The film then ends as Ruan, now released from prison, returns to the apartment of Dong Zi and Gao Ping. For Dong Zi, she is the only person he knows in the city. They reminisce about the dead Gao, and Ruan thanks Dong Zi for "kidnapping" her that night. Before she leaves, Dong Zi gives her a Walkman with a tape of one of her songs.

== Cast ==
- Shi Yu as Dong Zi, a naïve migrant dockworker.
- Guo Tao as Gao Ping, Dong Zi's friend, a small-time criminal.
- Wang Tong as Ruan Hong, a Vietnamese cabaret singer.
- Wu Tao as Su Wu, a local gangster.

== Production ==
Production for So Close to Paradise began while Wang Xiaoshuai was officially blacklisted. While Wang participated in self-criticisms and networking opportunities in an effort to be allowed to make films again, he was invited to join Tian Zhuangzhuang's production company to begin work on the screenplay of So Close to Paradise, then called The Girl from Vietnam. During this period, the screenplay was vetted by both Beijing Film Studio executives and individual investors, who, while supportive of the film's portrayal of modern social reality, had some misgivings. This led to a shift in focus from the characters' sexual impulses to the general states of being. Wang had originally planned to begin shooting So Close to Paradise in June or July 1994 in Wuhan but was delayed until October due to continued bureaucracy problems between Wang and the state apparatus. As a result of the shift in season, filming of Paradise proved to be far more complicated in terms of logistics than Wang had initially anticipated. Combined with extensive edits to meet government censor approval, the production of the film stretched on for years.

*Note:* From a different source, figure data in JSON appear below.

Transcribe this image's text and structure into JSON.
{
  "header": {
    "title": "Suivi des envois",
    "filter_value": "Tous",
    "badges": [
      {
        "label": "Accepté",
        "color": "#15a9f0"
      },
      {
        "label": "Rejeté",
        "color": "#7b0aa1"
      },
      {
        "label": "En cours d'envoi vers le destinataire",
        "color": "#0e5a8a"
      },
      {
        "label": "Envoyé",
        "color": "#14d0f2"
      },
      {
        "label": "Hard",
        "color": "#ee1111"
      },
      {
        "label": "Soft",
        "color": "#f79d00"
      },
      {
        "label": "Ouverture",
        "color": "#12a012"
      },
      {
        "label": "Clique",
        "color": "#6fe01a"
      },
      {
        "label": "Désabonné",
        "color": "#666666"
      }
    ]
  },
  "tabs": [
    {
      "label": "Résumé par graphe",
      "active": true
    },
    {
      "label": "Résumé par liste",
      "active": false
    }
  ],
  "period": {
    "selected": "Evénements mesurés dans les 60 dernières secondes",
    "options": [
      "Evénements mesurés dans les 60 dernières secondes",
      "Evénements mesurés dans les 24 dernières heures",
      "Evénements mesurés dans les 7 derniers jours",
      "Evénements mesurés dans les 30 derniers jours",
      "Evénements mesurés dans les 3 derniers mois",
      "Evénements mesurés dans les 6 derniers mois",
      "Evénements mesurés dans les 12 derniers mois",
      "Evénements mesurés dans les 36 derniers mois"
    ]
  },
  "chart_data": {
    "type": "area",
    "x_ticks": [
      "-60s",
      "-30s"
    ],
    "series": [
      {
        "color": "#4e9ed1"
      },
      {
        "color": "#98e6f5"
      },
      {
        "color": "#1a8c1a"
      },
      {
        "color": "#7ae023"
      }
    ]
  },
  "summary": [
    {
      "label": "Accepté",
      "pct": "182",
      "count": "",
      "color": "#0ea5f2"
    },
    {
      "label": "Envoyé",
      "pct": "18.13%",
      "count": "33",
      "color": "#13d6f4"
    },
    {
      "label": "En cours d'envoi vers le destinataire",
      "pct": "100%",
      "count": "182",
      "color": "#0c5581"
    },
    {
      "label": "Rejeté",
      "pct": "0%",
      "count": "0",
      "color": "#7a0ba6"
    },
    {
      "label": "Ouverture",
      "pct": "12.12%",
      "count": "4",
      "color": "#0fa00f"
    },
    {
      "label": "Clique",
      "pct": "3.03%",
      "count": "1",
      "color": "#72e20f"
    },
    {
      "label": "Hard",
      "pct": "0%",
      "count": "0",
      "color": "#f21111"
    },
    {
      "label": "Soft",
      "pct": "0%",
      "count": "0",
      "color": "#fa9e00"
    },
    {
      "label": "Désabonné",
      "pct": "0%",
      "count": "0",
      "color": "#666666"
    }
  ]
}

While the film was financed with official backing (in contrast to Wang's earlier films), its release was nevertheless delayed and its content subject to substantial censorship by the state apparatus. Indeed, it took nearly four years before the film was finally screened. Reasons for the problems have been speculated to revolve around both the film's gritty depiction of urban life, as well as the fact that a central character is Vietnamese. At one point, the Chinese Film Bureau (SARFT) argued that the film literally had a "funny smell," which Wang attributed to the censors' general distaste with the film's depressing tone and subject matter. When extensive edits to the film's "mood" failed to appease the censors, they eventually acquiesced and approved the film, in part because the process had dragged on so long.

== Release and reception ==

Paradise was originally shown in mainland theaters in the fall of 1998 (nearly four years after production began), and was eventually shown in Hong Kong in December of that year (under the title Take Me Off) at the 1998 Mainland-Hong Kong-Taiwan Film Festival. Following Hong Kong, it reached foreign shores under the title of So Close to Paradise. The film received a Western premiere at the 1999 Cannes Film Festival as part of the Un Certain Regard competition. It would go on to win a Tiger Award for Best Film at the 2000 International Film Festival Rotterdam. Domestically, So Close to Paradise had a much more tortuous journey to cinemas. In an interview, Wang noted that as a result of the film's unusually long gestation period, promotion of the film proved near impossible. While a few cinemas may have received the film in 1998, no commercial release of So Close to Paradise took place. Rather, So Close to Paradise had to wait another six years to be commercially released in mainland China.

Abroad, the film received generally positive reviews. A.O. Scott, of The New York Times, compared the film's noir qualities to fellow Sixth Generation director Lou Ye's Suzhou River, though he ultimately states that Paradise generally fails to engage the audience. At the same time, he showered praise on the film's technical aspects, stating that "Mr. Wang's extraordinary sense of color and composition reanimates some of its secondhand attitudes." Derek Elley of Variety, generally praised both the cast performances (as "flavorful") and the more technical aspects of the film. The Hollywood Reporter, meanwhile, was generally negative in its review, arguing that the film's simplistic noir story lacks proper "execution" leaving it "heavy-handed and lethargic."